Second, how do I manage the "worrisome" images? There are any numbers of studies showing that interventionalists, and I include myself in that group, respond to the troubling images of disease with the treatments we have to offer, surgery, and stents. It is tough to see a blockage that might result in amputation (for my patients) or death for the cardiologists' patients and sit on our hands. It is not about the money, although it does play some role, it is about breaking up that "see - do" response of our training and experience, and the amount of risk that our patient and we can tolerate.

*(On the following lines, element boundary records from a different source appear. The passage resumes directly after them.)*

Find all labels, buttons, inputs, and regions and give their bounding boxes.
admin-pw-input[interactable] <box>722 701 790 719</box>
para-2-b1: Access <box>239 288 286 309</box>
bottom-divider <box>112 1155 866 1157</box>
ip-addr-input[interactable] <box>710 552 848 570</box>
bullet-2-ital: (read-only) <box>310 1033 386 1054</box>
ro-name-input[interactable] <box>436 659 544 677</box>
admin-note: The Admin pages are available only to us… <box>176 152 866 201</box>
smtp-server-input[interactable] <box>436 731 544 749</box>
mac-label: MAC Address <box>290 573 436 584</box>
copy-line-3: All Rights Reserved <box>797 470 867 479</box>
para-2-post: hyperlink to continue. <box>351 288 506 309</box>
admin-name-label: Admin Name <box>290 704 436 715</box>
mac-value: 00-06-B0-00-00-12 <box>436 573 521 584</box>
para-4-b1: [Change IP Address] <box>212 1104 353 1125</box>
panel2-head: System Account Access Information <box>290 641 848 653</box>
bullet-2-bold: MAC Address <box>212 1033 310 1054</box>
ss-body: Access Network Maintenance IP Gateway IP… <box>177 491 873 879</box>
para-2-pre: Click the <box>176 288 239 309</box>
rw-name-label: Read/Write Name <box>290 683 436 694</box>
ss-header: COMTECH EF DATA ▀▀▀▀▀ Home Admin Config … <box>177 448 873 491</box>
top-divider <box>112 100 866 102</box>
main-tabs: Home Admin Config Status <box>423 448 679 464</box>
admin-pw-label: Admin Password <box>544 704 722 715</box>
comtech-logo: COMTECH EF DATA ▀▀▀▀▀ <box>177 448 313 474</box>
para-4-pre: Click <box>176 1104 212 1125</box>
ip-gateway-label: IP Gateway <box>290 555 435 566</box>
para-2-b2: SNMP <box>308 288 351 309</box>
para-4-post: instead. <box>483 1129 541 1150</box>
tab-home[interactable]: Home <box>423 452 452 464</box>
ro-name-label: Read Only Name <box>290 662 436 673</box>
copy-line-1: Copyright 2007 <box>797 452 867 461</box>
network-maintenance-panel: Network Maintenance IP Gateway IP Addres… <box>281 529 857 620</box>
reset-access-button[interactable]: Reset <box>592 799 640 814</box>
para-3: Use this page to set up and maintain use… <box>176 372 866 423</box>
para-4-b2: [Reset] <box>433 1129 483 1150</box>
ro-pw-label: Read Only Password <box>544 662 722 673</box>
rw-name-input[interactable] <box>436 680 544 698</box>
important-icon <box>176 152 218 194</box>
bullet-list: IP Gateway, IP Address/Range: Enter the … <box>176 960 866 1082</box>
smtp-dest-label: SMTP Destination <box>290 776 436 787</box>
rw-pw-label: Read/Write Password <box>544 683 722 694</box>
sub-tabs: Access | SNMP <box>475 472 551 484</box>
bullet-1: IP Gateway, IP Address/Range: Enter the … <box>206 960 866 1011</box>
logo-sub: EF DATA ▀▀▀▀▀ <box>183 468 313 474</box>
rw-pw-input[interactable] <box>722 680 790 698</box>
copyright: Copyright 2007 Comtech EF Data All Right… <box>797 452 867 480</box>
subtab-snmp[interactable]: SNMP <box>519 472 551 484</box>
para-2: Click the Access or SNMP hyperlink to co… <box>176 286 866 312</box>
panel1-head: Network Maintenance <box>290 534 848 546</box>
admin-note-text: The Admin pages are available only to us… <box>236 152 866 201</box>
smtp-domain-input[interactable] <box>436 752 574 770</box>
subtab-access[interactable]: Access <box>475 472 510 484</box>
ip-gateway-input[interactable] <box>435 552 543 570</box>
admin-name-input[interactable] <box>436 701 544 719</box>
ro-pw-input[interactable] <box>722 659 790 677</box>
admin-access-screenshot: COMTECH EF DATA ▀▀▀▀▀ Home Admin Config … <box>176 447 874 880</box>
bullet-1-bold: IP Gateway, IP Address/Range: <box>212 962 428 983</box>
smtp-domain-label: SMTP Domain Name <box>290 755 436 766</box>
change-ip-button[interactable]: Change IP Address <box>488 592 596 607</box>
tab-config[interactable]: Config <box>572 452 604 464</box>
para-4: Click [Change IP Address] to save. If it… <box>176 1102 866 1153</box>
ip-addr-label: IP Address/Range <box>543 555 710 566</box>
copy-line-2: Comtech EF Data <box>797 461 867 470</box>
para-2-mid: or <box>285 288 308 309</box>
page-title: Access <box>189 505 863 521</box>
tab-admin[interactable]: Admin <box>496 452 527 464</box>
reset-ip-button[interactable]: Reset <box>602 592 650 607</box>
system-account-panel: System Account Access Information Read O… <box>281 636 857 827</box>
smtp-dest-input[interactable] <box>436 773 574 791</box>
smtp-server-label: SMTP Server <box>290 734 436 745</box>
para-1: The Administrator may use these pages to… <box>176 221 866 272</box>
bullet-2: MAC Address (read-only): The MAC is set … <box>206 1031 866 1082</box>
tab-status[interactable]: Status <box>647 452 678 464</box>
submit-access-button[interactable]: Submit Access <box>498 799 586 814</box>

The real take-home from the study is better information for the discussion between physicians and patients. We can again say, that for this limited group of patients, (remember they have a stable chronic disease that is minimally symptomatic), intervention is no better than optimal risk management in your survival or risk of a heart attack. It will reduce your anginal symptoms.
Then the discussion shifts as to how much the patient wishes to risk and do. Unfortunately, we know from a variety of other sources that eating nutritious foods and exercising on a nearly daily basis, is not what people choose. Many of our fellow citizens would rather than a few pills, and when pushed further, would be happy to undergo a stent placement if they could continue on their way, eating and living as they wish. That is a bottom-line truth, and it is why this study will not move the treatment needle as much as it should. I know this because I ride that Peloton every day, just before I have my donut. Not everyone does what is good for us, even when we have a new shiny study to give us guidance.